Many interaction designers understand the importance of persona creation, but lack the arguments to persuade management to both fund user research and persona creation, and to incorporate real users into the design process.
This is where the book is particularly important – selling proper user research and persona creation to upper management constrained by resources and deadlines. According to Mulder and Yaar, personas bring many benefits, including these:
- Users’ goals, behaviors and attitudes become a common point of focus for the team. (They keep repeating this mantra until I found myself chanting it in the shower)
- The team can concentrate on designing for a manageable set of personas knowing that they represent the needs of many users.
- By always asking, “Would Will use this?” the team can avoid the trap of building what users ask for rather than what they will actually use, or the problem which is far more pernicious – building features that a product champion thinks are important.
- Design efforts can be prioritized based on the personas.
- Disagreements over design decisions can be sorted out by referring back to the personas.
- Designs can be constantly evaluated against the personas, getting better designs into usability testing.
The User Is Always Right is an entertaining and clearly written book that is also filled with great insight into the process, both qualitative, and quantitative, of creating user personas based on real research and how that can help interaction designers, product designers, and other user experience professionals make more usable and useful software.
There are also extensive samples and examples throughout the book of real personas, actual user research data, and analysis spreadsheets. These give a very clear idea of how the recommended approaches work in practice.
For the first time (as far as I’m aware), this brings together two very different approaches: qualitative research based on interviews and observation; and quantitative research based on surveys and usage data. The authors’ overall methodology provides real answers on when to use field research, when to conduct surveys, and how to combine the two sets of results. The end product is personas that have much greater rigueur and impact.
In summary, this is a must-have book for people tackling the interaction design of complex sites, applications or devices, or for user-centered designers seeking more rigorous methodologies when creating personas. I cannot recommend this book too highly.
Once you have finished this book and have a little user research and persona creation under your belt, you are ready for Mike Kunievsky’s brilliant tome: Observing the User Experience: A Practitioner’s Guide to User Research .
About the authors
Steve Mulder is principal consultant at Molecular.

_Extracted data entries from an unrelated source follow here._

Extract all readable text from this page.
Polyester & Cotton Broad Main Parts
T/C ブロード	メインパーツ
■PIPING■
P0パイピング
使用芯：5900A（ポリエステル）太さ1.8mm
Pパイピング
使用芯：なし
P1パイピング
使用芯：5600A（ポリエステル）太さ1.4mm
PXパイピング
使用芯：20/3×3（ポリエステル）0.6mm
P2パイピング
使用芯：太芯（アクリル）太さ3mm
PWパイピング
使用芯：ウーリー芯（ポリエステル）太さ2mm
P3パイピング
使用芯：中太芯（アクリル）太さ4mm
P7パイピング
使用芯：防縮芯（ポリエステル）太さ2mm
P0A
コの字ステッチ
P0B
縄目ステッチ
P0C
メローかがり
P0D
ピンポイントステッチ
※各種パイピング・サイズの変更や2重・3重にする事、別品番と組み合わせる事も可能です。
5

He’s a user experience expert who practices what he preaches, with over ten years of experience in user research, information architecture, interaction design, and usability.
Ziv Yaar is the vice president of Internet strategy at Molecular, where he has spent over ten years helping companies develop technology and business strategies and has been at the forefront of merging the power of marketing analytics with personas.
About the reviewer
Will Evans is founder and Principal User Experience Architect for Semantic Foundry with 14 years industry experience in presentation layer and user experience design. His experiences includes directing user experience and information architecture for AIR Worldwide, UX Architect for web 2.0 social networking site Gather.com; and UX Architect responsible for information architecture and interaction design for Kayak.com. Although conspicuously absent from from the “intercoms”, as he puts it, he is quite a Twitterer.